Os russos que pesquisarem materiais "extremistas" na Internet ou usarem VPNs poderão ser multados

Archivo - Arquivo - 12 de novembro de 2023, Assunção, Paraguai: Representação visual de uma rede virtual privada (VPN) é exibida em um smartphone na frente de nós conectados ao redor do planeta Terra.
Europa Press/Contacto/Andre M. Chang - Arquivo

MADRID 1 set. (EUROPA PRESS) -

A Rússia imporá multas de até 5.000 rublos (cerca de 53 euros) aos usuários da Internet que pesquisarem material considerado "extremista" e aos que usarem redes virtuais privadas (VPNs), cuja publicidade também estará sujeita a penalidades de até 80.000 rublos (850 euros) para indivíduos ou até 500.000 rublos (5.310 euros) para organizações.

A lei, que afeta a busca de materiais considerados "extremistas" pelo Kremlin, bem como o uso de VPNs - casos puníveis com multas de 3.000 a 5.000 rublos (32 a 53 euros) - não afetará, a priori, os usuários comuns, mas os mecanismos de busca fornecerão informações ao Ministério do Interior somente no caso de processos criminais já em andamento, de acordo com o Ministro do Desenvolvimento Digital, Maksut Shadayev, em julho.

Shadayev também disse que as autoridades terão que provar a intencionalidade dos acusados, bem como o fato de que os usuários acusados sabiam antecipadamente que os materiais que estavam procurando eram abrangidos pela proibição.
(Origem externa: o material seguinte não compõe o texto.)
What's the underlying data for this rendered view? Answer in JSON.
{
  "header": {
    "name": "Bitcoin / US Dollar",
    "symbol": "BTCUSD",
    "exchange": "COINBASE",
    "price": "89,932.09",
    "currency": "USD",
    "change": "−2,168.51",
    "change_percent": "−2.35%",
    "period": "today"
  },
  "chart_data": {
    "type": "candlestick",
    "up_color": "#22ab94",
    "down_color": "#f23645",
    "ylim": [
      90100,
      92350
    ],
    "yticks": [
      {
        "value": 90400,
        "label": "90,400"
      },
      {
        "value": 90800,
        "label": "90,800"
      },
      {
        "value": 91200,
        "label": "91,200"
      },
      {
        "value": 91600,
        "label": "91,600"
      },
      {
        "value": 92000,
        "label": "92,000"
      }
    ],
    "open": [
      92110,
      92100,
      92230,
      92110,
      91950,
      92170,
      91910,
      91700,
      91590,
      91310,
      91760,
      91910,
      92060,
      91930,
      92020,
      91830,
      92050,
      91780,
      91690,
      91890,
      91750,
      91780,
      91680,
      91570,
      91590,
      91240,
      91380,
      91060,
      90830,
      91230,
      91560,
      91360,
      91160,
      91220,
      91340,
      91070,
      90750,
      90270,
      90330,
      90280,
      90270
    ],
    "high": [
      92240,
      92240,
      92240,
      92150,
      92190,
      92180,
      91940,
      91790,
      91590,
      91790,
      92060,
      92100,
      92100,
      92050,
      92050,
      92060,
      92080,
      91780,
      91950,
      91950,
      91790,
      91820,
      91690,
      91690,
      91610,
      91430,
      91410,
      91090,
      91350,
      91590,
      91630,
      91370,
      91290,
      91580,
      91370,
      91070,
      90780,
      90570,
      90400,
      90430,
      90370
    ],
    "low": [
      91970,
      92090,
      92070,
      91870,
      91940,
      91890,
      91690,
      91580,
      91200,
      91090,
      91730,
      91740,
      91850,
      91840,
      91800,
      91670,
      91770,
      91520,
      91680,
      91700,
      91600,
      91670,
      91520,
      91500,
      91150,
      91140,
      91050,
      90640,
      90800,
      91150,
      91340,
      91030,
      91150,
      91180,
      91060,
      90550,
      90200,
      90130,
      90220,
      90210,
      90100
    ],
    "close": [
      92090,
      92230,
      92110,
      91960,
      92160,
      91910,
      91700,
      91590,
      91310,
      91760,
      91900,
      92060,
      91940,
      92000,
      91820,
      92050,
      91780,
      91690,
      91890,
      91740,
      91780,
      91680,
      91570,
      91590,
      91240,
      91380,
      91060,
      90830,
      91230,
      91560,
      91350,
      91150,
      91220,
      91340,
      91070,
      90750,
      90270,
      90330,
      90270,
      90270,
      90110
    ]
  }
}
Além disso, uma lei que restringe a publicidade de ferramentas para contornar as proibições, incluindo serviços de VPN, também entra em vigor. Nesse caso, as penalidades financeiras são mais altas, variando de 50.000 a 80.000 rublos (530 a 850 euros) para indivíduos, 80.000 a 150.000 rublos (850 a 1.595 euros) para autoridades e 200.000 a 500.000 rublos (2.125 a 5.313 euros).

As restrições de Moscou às atividades on-line da sociedade russa foram duramente criticadas por organizações como a ONG Human Rights Watch (HRW), que denunciou, no final de julho, que "a censura on-line, as interrupções e a vigilância da Internet" haviam redobrado desde o início da invasão russa na Ucrânia, em fevereiro de 2022.

"As autoridades russas desenvolveram um amplo arsenal de políticas e meios tecnológicos para ampliar a censura e o controle da Internet, que são em grande parte invisíveis para o usuário médio" e "têm consequências devastadoras para o acesso à informação, privacidade e liberdade de expressão para todos os usuários da Internet na Rússia", disse na época a pesquisadora da HRW para a Europa e Ásia Central, Anastasia Kruope.